De Felice Maria Elena1ORCID,Caruso Silvia1,Kueffer Maximilian2,Gatto Roberto1,Wilmes Benedict2

Affiliation:

1. Department of Life, Health and Environmental Sciences, University of L’Aquila, Piazzale Salvatore Tommasi 1, 67100 L’Aquila, Italy

2. Department of Orthodontics, University of Düsseldorf Heinrich Heine, Moorenstraße 5, 40225 Düsseldorf, Germany

Abstract

Aim: The purpose of the present study is the three-dimensional (3D) analysis of molar and incisor movements that occur during the correction of the upper midline deviation by using the Mesial-Distalslider appliance.

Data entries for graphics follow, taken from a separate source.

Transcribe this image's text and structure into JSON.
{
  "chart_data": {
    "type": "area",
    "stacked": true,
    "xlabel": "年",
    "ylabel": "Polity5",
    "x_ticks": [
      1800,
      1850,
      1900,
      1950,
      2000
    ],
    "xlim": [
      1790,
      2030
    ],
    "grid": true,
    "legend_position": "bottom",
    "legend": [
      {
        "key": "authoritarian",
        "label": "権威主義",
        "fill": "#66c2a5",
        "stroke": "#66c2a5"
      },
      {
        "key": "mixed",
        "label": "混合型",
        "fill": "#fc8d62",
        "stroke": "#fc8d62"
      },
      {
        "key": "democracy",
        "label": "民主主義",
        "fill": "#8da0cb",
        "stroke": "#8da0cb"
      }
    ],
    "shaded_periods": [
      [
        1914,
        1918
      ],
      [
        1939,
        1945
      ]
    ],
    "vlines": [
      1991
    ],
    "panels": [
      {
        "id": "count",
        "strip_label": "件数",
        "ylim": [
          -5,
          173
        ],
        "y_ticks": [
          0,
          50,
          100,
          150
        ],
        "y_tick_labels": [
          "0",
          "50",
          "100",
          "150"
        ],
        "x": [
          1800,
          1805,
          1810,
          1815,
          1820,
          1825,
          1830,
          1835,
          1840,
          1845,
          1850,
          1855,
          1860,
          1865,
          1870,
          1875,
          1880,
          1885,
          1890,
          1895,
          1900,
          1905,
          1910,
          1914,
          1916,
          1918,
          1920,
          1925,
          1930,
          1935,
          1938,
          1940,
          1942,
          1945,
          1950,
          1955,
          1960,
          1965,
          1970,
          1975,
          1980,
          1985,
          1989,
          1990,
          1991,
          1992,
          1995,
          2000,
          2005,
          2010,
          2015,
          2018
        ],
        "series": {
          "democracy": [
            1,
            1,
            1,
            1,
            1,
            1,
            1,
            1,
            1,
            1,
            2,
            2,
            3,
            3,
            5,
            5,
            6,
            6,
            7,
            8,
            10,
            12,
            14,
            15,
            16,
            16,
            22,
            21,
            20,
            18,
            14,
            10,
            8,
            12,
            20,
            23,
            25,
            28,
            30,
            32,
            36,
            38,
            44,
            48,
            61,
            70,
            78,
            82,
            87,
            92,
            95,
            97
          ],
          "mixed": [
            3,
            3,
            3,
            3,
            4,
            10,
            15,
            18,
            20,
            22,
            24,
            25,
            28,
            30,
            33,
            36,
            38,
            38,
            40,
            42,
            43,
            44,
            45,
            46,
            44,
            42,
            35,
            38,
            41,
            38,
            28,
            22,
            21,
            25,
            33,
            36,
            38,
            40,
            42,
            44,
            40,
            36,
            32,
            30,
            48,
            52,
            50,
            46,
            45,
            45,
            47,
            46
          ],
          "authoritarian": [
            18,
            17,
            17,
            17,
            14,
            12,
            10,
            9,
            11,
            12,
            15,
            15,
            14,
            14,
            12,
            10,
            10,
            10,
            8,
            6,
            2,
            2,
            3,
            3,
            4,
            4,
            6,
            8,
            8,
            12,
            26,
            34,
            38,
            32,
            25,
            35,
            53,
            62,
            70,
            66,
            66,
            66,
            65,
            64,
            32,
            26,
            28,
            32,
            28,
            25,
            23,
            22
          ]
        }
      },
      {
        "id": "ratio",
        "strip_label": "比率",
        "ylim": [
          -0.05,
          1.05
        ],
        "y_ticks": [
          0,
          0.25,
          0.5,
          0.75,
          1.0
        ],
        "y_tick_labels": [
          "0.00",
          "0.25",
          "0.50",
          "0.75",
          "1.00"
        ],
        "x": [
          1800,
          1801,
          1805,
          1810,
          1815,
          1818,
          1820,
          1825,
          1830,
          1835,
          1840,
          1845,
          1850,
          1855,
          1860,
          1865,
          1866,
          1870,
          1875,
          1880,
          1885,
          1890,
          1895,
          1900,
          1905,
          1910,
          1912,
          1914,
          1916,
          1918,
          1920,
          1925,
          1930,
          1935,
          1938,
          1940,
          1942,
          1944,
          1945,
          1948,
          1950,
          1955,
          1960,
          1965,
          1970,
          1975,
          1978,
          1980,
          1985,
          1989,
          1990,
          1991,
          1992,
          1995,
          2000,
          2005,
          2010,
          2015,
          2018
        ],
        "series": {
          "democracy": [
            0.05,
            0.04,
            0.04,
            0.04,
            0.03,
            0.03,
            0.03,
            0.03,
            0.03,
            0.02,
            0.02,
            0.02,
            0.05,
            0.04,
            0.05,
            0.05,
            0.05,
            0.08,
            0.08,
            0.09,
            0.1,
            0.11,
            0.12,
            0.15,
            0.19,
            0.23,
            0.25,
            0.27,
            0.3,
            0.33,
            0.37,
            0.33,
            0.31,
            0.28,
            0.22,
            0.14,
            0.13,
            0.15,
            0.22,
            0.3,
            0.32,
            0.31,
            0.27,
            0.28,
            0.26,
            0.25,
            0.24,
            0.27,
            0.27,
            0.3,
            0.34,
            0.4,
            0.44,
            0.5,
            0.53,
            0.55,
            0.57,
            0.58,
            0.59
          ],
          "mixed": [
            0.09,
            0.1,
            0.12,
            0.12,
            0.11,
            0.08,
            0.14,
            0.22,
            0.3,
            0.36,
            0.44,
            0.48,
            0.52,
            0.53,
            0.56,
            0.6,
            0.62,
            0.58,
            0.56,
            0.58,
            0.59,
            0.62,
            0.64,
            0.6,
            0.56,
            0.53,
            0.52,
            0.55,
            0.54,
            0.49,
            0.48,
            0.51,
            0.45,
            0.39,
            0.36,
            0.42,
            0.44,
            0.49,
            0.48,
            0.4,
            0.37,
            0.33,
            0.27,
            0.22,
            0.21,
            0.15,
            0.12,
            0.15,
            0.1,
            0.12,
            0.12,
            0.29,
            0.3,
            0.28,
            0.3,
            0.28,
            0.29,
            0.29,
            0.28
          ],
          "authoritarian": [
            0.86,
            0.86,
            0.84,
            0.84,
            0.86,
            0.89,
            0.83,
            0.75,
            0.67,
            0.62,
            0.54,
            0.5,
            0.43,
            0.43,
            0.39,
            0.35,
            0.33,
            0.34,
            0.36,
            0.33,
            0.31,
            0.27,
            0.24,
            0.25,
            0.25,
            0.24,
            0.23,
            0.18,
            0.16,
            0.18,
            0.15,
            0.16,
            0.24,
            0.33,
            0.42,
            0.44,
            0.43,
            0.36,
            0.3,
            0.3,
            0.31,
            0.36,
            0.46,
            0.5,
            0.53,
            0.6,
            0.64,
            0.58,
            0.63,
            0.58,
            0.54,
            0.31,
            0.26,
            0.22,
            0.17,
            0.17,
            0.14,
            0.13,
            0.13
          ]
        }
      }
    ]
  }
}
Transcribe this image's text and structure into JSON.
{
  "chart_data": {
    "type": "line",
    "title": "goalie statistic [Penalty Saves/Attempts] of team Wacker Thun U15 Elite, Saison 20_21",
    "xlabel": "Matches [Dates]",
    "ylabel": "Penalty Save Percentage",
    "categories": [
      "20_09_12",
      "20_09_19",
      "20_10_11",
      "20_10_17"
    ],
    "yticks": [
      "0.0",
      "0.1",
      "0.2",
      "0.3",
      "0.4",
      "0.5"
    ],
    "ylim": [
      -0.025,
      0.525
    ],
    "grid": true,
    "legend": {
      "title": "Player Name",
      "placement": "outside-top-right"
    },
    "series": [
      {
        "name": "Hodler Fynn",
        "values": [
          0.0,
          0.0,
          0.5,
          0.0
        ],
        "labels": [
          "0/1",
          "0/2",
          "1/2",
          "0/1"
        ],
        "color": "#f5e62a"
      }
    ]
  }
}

Materials and Methods: A total of 20 consecutive patients (12 women and 8 men; mean age 19.6 ± 11.1 years) were selected from the Orthodontic Department of Heinrich-Heine University of Düsseldorf. To correct the upper midline deviation (>2 mm), the patients were treated with asymmetric mechanics (mesialization on one side and distalization on the contralateral side) with the aid of Mesial-Distalslider. Dental casts were taken for each patient before (T0) and after the treatment (T1). The casts were 3D digitized and the models were superimposed on the palatal anterior region. Three-dimensional molar movements and sagittal incisor movements (proclination and retroclination) were assessed for T0 and T1. Results: At the end of the treatment, the total movements of the molars resulted in 4.5 ± 2.2 mm (antero-posterior direction), −0.4 ± 2.4 mm (transverse direction) and 0.3 ± 0.9 mm (vertical direction) on the mesialization side, and −2.4 ± 1.7 mm (antero-posterior direction), −0.5 ± 1.5 mm (transverse direction) and 0.2 ± 1.4 mm (vertical direction) on the distalization side. Incisor displacement was 0.9 mm ± 1.7 (mesialization side) and 0.6 mm ± 0.7 (distalization side). Conclusion: The Mesial-Distalslider appliance could be considered a valuable tool in orthodontic treatment for upper midline correction. Within the limits of a retrospective study, asymmetric molar movements appeared possible without clinically relevant anchorage loss.